So, you've decided to complete a work placement as part of your Year Abroad. Unfortunately, before you can start getting some euros in the bank- comes the long, tedious process of applications 🙁 Writing a CV in English is hard enough as it is, let alone one in a second or third language! BUT HAVE NO FEAR- I've been there, done that, and can honestly say it's not as bad as it seems.
Below are points I want to highlight about writing a CV in a foreign language (for a European placement), as the format and content differ slightly from a UK one. By following these tips, you should find it easier to get the ball rolling, and start securing those offers in no time!
Just a note- The advice I give is based mainly around my experience from writing CVs for Spain and Italy. Each country has its own general set of requirements, so make sure to do some independent research, and ask your placement adviser for help.
LENGTH: SHORT AND SWEET
The general rule seems like the shorter, the better. I was surprised when I was told my Spanish CV should ideally be just 1 page in length, and so I did the same for my Italian one too. Definitely don't go over two pages, and RESIST THE RAMBLING!
INCLUDE PERSONAL INFORMATION
Because of Equal Opportunities Policy in the UK, giving certain personal details on your CV isn't required- but in other European countries it seems a bit more commonplace. The most important things to include are:
- A photo of yourself: Obviously a professional, passport-style, not one taken after a messy night in Bridge.
- Contact info: Email and phone number- remember to add the dial code at the start (+44 for UK)
- Date of birth/ nationality
- Potentially: Work permit/ LinkedIn account handle
CONTENT AND FORMAT: PLAIN, PRECISE AND PROFESSIONAL
Given that, based on my experience, CVs for other European countries are shorter- get down to the nitty gritty from the start. Try not to boast with loads of fancy adjectives, and don't spend much effort on writing about interests/hobbies as you would with a UK CV- prioritise professional and academic history.

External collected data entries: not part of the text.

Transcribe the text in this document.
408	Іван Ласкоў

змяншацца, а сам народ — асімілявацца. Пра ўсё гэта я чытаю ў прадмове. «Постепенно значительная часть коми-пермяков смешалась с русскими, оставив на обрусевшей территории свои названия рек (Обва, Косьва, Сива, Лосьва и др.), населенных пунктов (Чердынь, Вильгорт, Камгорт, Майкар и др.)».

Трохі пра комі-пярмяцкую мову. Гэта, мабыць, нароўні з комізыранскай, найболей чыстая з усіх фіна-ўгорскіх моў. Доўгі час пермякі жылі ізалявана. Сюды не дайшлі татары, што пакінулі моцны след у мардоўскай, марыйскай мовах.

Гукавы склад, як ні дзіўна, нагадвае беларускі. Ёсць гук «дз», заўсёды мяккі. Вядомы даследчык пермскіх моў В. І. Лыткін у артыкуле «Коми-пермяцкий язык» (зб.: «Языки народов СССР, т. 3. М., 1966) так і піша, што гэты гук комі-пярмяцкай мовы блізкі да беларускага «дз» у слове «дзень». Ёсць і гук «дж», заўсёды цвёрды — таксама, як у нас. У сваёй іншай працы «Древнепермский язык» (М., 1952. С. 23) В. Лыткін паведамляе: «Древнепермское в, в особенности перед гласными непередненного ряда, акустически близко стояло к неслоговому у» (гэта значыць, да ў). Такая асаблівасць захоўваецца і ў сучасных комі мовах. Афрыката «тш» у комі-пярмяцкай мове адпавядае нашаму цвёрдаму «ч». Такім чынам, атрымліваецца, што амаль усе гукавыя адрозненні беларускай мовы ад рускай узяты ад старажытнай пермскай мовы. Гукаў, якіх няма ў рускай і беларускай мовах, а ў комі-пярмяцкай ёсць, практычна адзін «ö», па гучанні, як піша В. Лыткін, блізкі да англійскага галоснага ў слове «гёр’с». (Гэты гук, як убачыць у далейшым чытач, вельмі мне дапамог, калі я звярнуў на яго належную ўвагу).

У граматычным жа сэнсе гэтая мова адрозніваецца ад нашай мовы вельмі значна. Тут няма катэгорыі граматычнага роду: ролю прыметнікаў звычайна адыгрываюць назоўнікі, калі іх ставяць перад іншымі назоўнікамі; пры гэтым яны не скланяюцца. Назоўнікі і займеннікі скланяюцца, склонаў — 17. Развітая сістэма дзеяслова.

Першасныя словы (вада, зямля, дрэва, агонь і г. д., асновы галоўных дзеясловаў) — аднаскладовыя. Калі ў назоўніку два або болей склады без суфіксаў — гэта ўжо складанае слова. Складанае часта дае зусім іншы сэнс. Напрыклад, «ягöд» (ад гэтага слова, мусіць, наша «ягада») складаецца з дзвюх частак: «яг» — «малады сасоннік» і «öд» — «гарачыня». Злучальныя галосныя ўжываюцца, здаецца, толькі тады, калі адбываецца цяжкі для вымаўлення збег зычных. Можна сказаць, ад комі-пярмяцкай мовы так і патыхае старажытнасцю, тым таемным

- Work experience: write the skills required in each role as short, concise bullet points, not paragraphs.
- Education: university and secondary
- Competencies: especially important here is to highlight your language (CEFR level) and computing skills.
If you are struggling on the format, use Europass to help you. It is a template aimed at standardising job applications across the EU, so it's likely that potential employers will already be familiar with it!
GETTING LOST IN TRANSLATION
When writing my CVs, I found there were elements that were hard to translate, or even required extra research. Here are some things to watch out for:
- Minor details like acronyms: Make sure to find the correct equivalents in your chosen language, for example 'DOB' (date of birth) translates to 'DDN' (data di nascita) in Italian.
- Job titles: Some positions, like the one I have now, 'blogger', can't be translated, or there might be a better way of phrasing a job title that your teachers have the answer to. Also, don't forget to change the gender of the job title where necessary.
- Educational qualifications: A-levels are a UK qualification only, so I'd recommend finding the appropriate equivalent for your chosen country, as well as converting your grades accordingly (so that employers can get a clearer picture). Teachers will be able to help with this, and here is a huge UCAS guide with relevant info as well.
FINALLY: PROOFREAD, THEN PROOFREAD...THEN PROOFREAD IT AGAIN
When you're happy with your first draft, make sure it all sounds and looks cohesive- and watch out for any grammar mistakes! Gender, tenses, object pronouns...double check it all. Let teachers and friends also have skim through, a little bit of constructive criticism goes a long way!
And there you have it, a fab foreign language CV! Phew, what a relief, now you can get your name out there and take on the working world!